I continue to be wowed by Amy Reeder’s clever angles (e.g., how she shows DaYoung hiding under a desk was pure brilliance) and thrilling action sequences: she knows how to keep you engaged with every panel. You can't help but see a heavy cinematic quality to how Reeder lays out each page in this issue. I also just love how wide a range of emotion we see on DaYoung in this issue, and Reeder really spends extra time giving her more visual depth as a character.
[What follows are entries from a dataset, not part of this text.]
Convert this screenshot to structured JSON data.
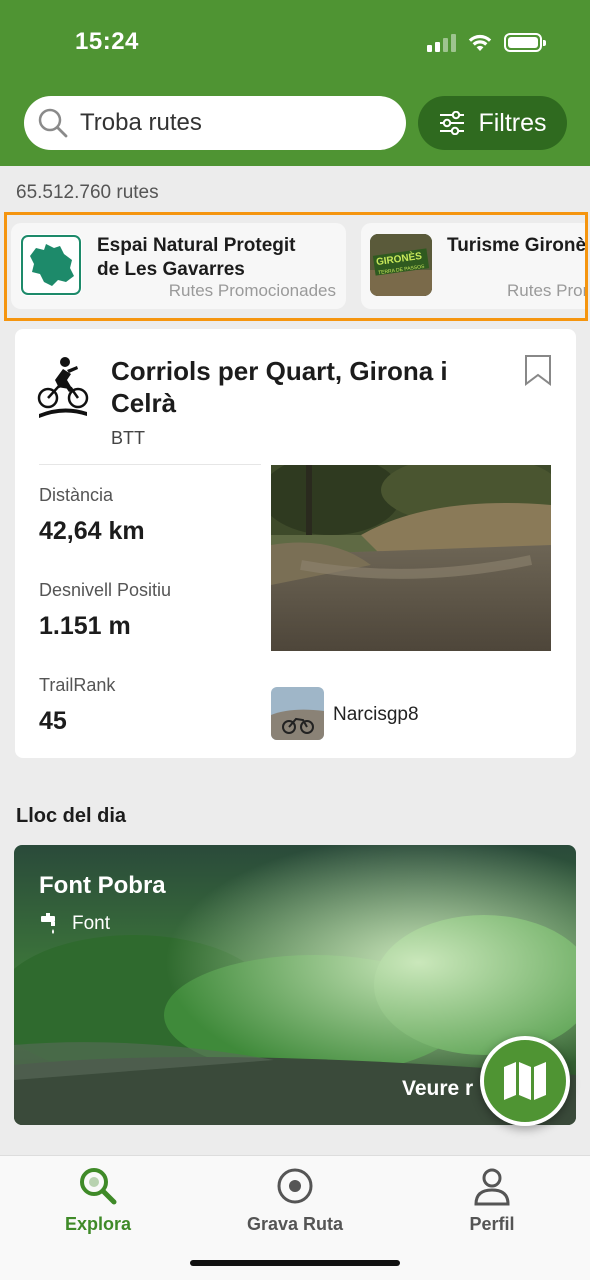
{
  "status_bar": {
    "time": "15:24"
  },
  "search": {
    "placeholder": "Troba rutes"
  },
  "filters": {
    "label": "Filtres"
  },
  "route_count": "65.512.760 rutes",
  "promoted": [
    {
      "title_line1": "Espai Natural Protegit",
      "title_line2": "de Les Gavarres",
      "subtitle": "Rutes Promocionades",
      "logo": "gavarres-map-logo"
    },
    {
      "title_line1": "Turisme Gironès",
      "title_line2": "",
      "subtitle": "Rutes Promocionades",
      "logo_text": "GIRONÈS",
      "logo_subtext": "TERRA DE PASSOS"
    }
  ],
  "route": {
    "title": "Corriols per Quart, Girona i Celrà",
    "activity": "BTT",
    "activity_icon": "mountain-bike-icon",
    "stats": [
      {
        "label": "Distància",
        "value": "42,64 km"
      },
      {
        "label": "Desnivell Positiu",
        "value": "1.151 m"
      },
      {
        "label": "TrailRank",
        "value": "45"
      }
    ],
    "author": "Narcisgp8"
  },
  "place_of_day": {
    "section_title": "Lloc del dia",
    "name": "Font Pobra",
    "type": "Font",
    "type_icon": "water-tap-icon",
    "link": "Veure r"
  },
  "nav": {
    "items": [
      {
        "label": "Explora",
        "icon": "search-icon",
        "active": true
      },
      {
        "label": "Grava Ruta",
        "icon": "record-icon",
        "active": false
      },
      {
        "label": "Perfil",
        "icon": "user-icon",
        "active": false
      }
    ]
  },
  "colors": {
    "brand_green": "#4f9433",
    "dark_green": "#2f6a1f",
    "highlight_orange": "#f5950f",
    "active_nav": "#3f8a28"
  }
}
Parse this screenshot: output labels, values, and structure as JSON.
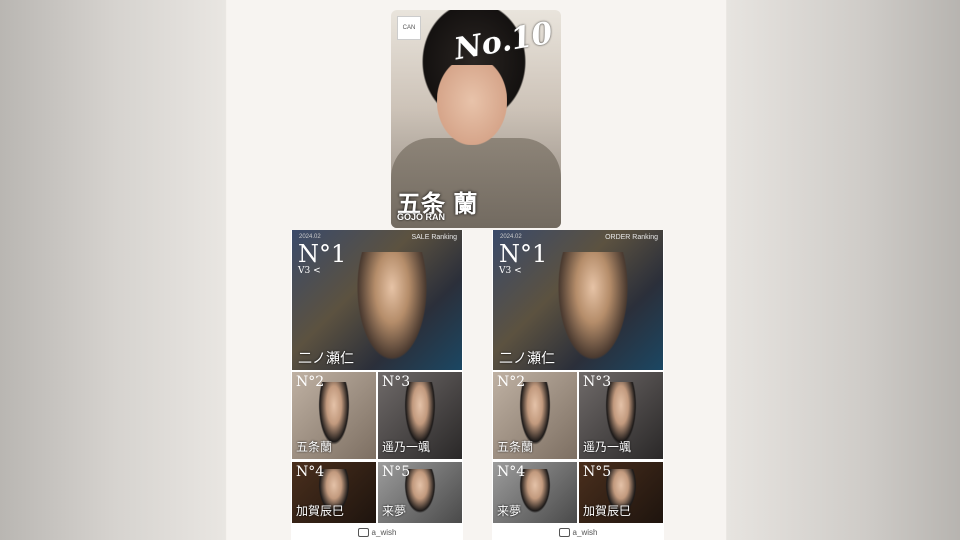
{
  "profile": {
    "badge": "CAN",
    "number": "No.10",
    "name_kanji": "五条 蘭",
    "name_roman": "GOJO RAN"
  },
  "posters": [
    {
      "date": "2024.02",
      "title": "SALE Ranking",
      "rank1_no": "N°1",
      "rank1_sub": "V3 <",
      "rank1_name": "二ノ瀬仁",
      "ranks": [
        {
          "no": "N°2",
          "name": "五条蘭"
        },
        {
          "no": "N°3",
          "name": "遥乃一颯"
        },
        {
          "no": "N°4",
          "name": "加賀辰巳"
        },
        {
          "no": "N°5",
          "name": "来夢"
        }
      ],
      "footer": "a_wish"
    },
    {
      "date": "2024.02",
      "title": "ORDER Ranking",
      "rank1_no": "N°1",
      "rank1_sub": "V3 <",
      "rank1_name": "二ノ瀬仁",
      "ranks": [
        {
          "no": "N°2",
          "name": "五条蘭"
        },
        {
          "no": "N°3",
          "name": "遥乃一颯"
        },
        {
          "no": "N°4",
          "name": "来夢"
        },
        {
          "no": "N°5",
          "name": "加賀辰巳"
        }
      ],
      "footer": "a_wish"
    }
  ]
}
Brandon Montclare’s writing keeps the story moving in a well-paced direction and keeps you guessing what’s going to happen next, though there are a couple issues that I’ll address in the next section. However, this issue starts dealing a lot more with the consequences of altering the past to save the future and you can start to feel the weight of that reality a little bit. To me, DaYoung's haphazard behavior is a kind of reflection of what can happen when you start changing the time/space continuum and I feel like Montclare and Reeder are showcasing that very well.
Being that this is a book about time travel and alternate dimensions, this issue still left me a bit confused in some spots. The constant jumping between the present (1986) and the past (2013, which is technically the future) in this issue gets a little overwhelming to the point that it may take a few reads to get it. It’s a bit difficult keeping track of what’s happening in the overall story, but it’s to be expected from a story about time travel.
It’s only three issues in and already Rocket Girl is gaining so much speed and momentum and it shows no signs of slowing down. The story continues to be intriguing, humorous, exciting and full of all the charm that a story set in the colorful 80's can bring you. This book is worth buying and adding to your pull list.